Before we start saying it’s all gloom and doom, let’s look at a fairly positive dynamic that’s organically arisen: Mobile communications are a part of our lives, and they’ve had a positive effect on policing. There’s been a tacit acceptance on the part of officers and administrators that the mobile phone is another tool on the belt. It makes the officers more productive, and it allows administrators to enjoy added benefits, such as better communication with their officers.
So while we’re saying that the use of this technology poses risks, we’re also saying that agencies and officers are best served by policies that recognize the joint benefits that it brings. If you don’t have a policy that addresses this issue, start now, before it becomes a problem. Engage your officers and craft a policy that works for everyone. Whether agencies choose a strict or lenient approach to officer personal cell phone use, they must make choices about how cell phones are to be used, and then make these choices clear to all involved. There’s an educational benefit to simply declaring these policies, but the enforcement of the policy brings with it a reduction of liability.

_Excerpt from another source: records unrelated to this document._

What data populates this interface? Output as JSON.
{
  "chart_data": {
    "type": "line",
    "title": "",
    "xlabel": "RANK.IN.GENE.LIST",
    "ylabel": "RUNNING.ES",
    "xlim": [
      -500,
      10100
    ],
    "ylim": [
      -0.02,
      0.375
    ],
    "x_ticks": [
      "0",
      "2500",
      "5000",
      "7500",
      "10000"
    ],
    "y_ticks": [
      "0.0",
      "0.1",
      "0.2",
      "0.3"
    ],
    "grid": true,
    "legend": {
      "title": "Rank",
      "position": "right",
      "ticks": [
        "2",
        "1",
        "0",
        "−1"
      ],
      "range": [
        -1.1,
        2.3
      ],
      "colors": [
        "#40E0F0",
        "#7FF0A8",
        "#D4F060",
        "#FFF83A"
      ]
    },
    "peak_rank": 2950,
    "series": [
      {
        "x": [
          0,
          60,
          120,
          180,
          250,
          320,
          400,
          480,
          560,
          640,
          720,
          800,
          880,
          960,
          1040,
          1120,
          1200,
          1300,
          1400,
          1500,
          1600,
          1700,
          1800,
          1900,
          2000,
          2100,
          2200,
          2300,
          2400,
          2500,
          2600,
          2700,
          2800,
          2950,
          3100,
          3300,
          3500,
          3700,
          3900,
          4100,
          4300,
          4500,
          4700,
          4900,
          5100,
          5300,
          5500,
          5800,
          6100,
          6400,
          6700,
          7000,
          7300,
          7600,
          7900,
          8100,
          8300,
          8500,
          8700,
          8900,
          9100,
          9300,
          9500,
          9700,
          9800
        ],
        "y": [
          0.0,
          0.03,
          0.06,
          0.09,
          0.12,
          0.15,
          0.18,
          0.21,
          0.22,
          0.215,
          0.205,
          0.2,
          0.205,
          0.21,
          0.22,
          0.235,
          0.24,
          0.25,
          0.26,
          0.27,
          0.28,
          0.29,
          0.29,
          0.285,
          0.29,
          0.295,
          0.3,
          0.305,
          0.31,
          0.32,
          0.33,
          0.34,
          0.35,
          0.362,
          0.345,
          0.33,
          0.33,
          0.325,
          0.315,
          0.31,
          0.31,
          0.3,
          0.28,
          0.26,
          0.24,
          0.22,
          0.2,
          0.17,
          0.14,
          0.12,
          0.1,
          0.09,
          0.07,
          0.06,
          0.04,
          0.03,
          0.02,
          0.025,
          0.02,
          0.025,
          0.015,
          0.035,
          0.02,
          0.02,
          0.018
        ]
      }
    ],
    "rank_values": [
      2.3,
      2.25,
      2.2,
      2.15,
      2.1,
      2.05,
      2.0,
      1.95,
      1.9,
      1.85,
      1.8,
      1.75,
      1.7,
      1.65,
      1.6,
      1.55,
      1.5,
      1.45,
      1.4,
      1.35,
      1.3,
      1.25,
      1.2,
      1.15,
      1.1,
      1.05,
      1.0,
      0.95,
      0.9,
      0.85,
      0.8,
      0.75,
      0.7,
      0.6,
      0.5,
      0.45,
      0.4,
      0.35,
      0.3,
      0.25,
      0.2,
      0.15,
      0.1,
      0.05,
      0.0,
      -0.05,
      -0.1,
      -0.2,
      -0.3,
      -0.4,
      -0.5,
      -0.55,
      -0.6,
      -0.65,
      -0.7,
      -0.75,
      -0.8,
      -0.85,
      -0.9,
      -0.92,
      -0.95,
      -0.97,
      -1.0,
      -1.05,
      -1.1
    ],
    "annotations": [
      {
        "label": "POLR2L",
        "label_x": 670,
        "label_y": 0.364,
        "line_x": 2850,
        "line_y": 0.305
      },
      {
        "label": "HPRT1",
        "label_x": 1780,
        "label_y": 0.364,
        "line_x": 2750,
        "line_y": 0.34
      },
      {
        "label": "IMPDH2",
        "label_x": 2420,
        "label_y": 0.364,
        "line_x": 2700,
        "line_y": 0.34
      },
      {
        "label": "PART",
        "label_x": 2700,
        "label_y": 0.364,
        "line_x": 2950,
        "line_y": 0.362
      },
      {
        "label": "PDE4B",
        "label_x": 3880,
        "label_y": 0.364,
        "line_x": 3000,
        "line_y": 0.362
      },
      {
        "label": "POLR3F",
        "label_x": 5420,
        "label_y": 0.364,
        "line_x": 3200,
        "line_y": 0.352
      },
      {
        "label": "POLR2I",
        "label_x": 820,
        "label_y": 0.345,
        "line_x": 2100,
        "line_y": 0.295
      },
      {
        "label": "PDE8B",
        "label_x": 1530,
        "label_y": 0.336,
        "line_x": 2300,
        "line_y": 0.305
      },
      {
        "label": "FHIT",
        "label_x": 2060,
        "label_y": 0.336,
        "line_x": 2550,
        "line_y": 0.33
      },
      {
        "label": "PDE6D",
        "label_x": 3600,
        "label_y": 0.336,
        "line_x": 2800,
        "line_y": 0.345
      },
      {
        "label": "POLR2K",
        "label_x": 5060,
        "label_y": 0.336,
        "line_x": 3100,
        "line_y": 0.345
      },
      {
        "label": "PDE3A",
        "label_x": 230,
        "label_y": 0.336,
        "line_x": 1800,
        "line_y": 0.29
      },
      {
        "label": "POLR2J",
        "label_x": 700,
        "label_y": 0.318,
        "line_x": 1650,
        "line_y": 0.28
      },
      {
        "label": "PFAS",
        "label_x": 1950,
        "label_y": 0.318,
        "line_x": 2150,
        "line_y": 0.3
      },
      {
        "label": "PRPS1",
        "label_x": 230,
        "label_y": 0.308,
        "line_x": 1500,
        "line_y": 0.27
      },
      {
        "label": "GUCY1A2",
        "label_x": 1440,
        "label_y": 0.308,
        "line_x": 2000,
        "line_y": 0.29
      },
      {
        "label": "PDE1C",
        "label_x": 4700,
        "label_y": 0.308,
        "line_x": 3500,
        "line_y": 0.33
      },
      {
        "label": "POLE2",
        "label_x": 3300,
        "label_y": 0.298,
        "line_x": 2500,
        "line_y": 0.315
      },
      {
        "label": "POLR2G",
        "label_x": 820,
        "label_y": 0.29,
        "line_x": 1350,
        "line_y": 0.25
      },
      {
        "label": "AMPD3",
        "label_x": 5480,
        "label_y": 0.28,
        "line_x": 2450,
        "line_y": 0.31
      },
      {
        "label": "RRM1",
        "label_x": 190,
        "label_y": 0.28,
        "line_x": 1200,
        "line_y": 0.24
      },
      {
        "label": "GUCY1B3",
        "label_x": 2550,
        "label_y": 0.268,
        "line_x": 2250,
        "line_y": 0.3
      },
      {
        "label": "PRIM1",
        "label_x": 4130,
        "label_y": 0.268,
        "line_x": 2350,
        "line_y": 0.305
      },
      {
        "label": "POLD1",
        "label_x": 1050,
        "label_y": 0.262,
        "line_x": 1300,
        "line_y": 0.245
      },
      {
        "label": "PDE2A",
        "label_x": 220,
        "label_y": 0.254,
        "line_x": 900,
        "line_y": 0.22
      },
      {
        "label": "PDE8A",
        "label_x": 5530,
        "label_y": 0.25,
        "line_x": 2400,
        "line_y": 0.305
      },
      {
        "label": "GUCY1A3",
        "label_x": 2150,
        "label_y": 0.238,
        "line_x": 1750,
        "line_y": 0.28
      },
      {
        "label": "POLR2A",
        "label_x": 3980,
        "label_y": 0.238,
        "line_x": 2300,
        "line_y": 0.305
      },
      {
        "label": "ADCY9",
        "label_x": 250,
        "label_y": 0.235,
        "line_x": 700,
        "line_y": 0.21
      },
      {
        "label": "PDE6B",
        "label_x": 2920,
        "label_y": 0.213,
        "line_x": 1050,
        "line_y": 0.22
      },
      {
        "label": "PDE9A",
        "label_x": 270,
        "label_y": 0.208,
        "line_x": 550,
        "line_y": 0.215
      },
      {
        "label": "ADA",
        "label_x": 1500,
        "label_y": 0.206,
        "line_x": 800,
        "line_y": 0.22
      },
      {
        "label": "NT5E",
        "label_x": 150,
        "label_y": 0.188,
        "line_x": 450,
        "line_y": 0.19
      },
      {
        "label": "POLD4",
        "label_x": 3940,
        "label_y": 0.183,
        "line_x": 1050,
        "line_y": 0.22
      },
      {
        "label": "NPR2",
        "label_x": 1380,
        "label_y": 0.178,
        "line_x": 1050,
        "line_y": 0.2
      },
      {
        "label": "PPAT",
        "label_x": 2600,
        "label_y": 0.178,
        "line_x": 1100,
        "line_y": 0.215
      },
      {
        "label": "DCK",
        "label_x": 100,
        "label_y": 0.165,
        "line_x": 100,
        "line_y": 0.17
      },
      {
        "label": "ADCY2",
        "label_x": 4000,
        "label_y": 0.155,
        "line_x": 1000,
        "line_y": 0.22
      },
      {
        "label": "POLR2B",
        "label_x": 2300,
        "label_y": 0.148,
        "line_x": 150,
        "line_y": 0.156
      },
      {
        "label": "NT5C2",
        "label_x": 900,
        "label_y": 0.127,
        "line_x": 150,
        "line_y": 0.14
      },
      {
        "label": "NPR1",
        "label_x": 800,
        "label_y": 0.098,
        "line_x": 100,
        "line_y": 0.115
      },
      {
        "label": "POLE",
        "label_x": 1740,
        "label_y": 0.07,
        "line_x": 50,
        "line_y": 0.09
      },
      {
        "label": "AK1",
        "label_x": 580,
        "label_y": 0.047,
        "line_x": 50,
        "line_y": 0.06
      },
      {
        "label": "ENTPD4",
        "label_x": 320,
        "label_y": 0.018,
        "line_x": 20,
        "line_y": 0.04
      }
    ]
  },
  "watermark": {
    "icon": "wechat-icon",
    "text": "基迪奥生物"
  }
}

Personal Mobile Phone Policy
The five main categories agencies should consider
1. What Can You Do?— Can officers make phone calls and use their devices for work-related tasks, like coordinating a raid or surveillance? If not, what alternative devices do they have—and who’s picking up the tab? Can they use the cameras on their devices for evidentiary purposes, and if so, which ones and under what circumstances?
2. Email & Data—Can officers receive agency email on their smartphones? This introduces what the IT guys refer to as an “unmanaged host” on the network—how are these risks mitigated?
3. Who Pays?—Does the taxpayer pick up any part of the tab for airtime if the officers use their phones for work? Who pays for the data, and how much and what kinds of data can officers transfer?
4. Vehicle Operations—Do you provide hands-free units in the cars to help reduce any risks of driving while speaking? Our agency uses the Parrot CK3100 Bluetooth hands-free car kit, which for about $125 offers connection to five different devices, a voice-recognition dialer and what we think is excellent sound quality. But that hands-free kit doesn’t address the other elephant in the room: texting while driving.
5. Personal Use—Can officers make personal phone calls while on duty? Can they do it while driving? Since officers are generally bound by the same laws that govern civilians in terms of mobile use in non-emergencies, how does your agency feel about cops jawing on the phone during business hours—in public view?